Ralph David Abernathy Sr. (March 11, 1926 – April 17, 1990) was an American civil rights activist and Baptist minister. He was ordained in the Baptist tradition in 1948. As a leader of the civil rights movement, he was a close friend and mentor of Martin Luther King Jr. He collaborated with King and E. D. Nixon to create the Montgomery Improvement Association, which led to the Montgomery bus boycott, and co-created and was an executive board member of the Southern Christian Leadership Conference (SCLC). He became president of the SCLC following the assassination of King in 1968; he led the Poor People's Campaign in Washington, D.C., as well as other marches and demonstrations for disenfranchised Americans. He also served as an advisory committee member of the Congress on Racial Equality (CORE).

In 1971, Abernathy addressed the United Nations speaking about world peace. He also assisted in brokering a deal between the FBI and American Indian Movement protestors during the Wounded Knee incident of 1973. He retired from his position as president of the SCLC in 1977 and became president emeritus.

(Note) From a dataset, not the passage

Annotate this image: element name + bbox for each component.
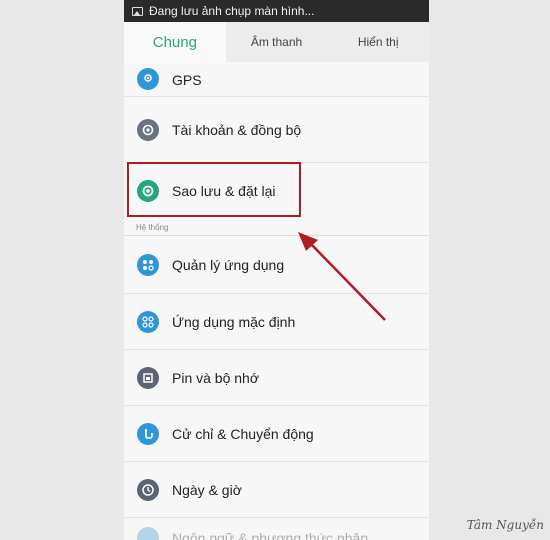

Later that year he unsuccessfully ran for the U.S. House of Representatives for the 5th district of Georgia. He later founded the Foundation for Economic Enterprises Development, and he testified before the U.S. Congress in support of extending the Voting Rights Act in 1982.

In 1989, Abernathy wrote And the Walls Came Tumbling Down, a controversial autobiography about his and King's involvement in the civil rights movement. He was ridiculed for statements in the book about King's alleged marital infidelities. Abernathy eventually became less active in politics and returned to his work as a minister. He died of heart disease on April 17, 1990. His tombstone is engraved with the words "I tried".